A Couple Tried to Flee Fort Myers Beach. One Didn’t Make It.

Mitch Pacyna and his wife, Mary Wojciechowski, had weathered other hurricanes in their 27 years on Fort Myers Beach, Fla., and decided to ride out Hurricane Ian on the palmy barrier island along southwestern Florida’s coast.

But as the monster storm began to mow down houses around them, Mr. Pacyna posted videos of the churning floodwaters sweeping away bar stools and a generator. “WE’RE TERRIFIED!!” he wrote in a final Facebook post on Wednesday afternoon.

Mr. Pacyna, 74 — a gregarious fixture of beach life known to friends as “the mayor” — was killed as he and his wife, who survived, tried to flee to safety during the storm, his daughter, Michelle Schuline said.
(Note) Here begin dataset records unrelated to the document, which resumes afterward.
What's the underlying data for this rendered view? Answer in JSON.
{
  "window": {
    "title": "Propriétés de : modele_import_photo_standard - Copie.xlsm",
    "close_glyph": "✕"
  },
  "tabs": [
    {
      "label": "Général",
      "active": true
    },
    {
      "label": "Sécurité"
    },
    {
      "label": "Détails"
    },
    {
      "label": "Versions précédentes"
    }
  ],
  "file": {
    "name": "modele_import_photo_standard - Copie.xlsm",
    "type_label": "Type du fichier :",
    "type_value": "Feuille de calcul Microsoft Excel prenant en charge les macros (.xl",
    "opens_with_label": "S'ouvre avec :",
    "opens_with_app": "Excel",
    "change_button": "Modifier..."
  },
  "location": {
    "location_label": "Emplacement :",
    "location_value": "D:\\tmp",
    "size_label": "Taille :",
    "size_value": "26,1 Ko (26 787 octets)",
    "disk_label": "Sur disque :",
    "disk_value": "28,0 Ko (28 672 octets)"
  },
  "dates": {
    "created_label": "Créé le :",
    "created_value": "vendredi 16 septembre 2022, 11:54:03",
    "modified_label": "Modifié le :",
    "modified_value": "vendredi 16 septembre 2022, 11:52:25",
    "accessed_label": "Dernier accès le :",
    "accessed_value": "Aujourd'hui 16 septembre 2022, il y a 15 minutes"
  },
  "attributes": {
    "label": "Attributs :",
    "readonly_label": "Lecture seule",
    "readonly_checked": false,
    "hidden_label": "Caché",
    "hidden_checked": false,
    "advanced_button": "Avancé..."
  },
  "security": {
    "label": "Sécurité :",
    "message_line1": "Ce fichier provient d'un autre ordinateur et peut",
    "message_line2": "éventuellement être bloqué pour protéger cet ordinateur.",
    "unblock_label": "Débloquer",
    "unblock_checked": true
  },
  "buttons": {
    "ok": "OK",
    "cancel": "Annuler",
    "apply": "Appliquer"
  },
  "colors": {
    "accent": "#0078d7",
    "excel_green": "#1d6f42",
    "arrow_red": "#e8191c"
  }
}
His death was part of a grim toll that came into clearer view on Friday, as officials in Florida said that at least three dozen deaths had likely been caused by the storm, including 16 in Lee County, where Fort Myers Beach is — a toll they expected to rise.
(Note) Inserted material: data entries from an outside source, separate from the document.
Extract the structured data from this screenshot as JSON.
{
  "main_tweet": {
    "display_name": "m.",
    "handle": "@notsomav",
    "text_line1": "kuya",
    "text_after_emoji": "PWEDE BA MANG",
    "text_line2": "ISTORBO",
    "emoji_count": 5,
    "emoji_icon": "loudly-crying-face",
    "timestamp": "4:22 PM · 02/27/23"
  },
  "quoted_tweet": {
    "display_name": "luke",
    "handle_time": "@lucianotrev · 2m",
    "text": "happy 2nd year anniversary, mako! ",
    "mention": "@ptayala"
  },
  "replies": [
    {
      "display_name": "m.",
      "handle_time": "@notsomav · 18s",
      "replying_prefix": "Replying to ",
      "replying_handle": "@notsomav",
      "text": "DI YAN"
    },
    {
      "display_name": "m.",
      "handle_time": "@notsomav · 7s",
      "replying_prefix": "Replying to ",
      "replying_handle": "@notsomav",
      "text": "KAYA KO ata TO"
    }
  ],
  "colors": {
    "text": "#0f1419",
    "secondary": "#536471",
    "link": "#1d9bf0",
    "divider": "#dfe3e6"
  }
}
“The building they were in was being torn apart,” Ms. Schuline said, recalling her father as a devoted Chicago Cubs and Blackhawks fan who had recently traveled to see his granddaughters graduate from high school and college. “They were trying to get to higher ground.”

Across southwest Florida’s barrier islands, where Ian came ashore on Wednesday as one of the strongest storms to make landfall in U.S. history, many were uncertain about how long — if ever — it might take to recover. Gov. Ron DeSantis called the islands “ground zero” in a news briefing on Friday.

“It looks like a bomb went off,” said Dana Gosford, an owner of Shucker’s, a century-old seafood restaurant and bar that was flattened by the storm. “We’re just — I don’t know if we’re going to be rebuilding at this point. We’re just still in shock.”

After surveying the damage from the air, Jared Moskowitz, Florida’s former emergency management chief, estimated that 80 percent of Fort Myers Beach and Sanibel may need to be rebuilt. A causeway bridge that had been Sanibel Island’s only road link to the mainland was shorn apart by the storm, further isolating anyone who remained.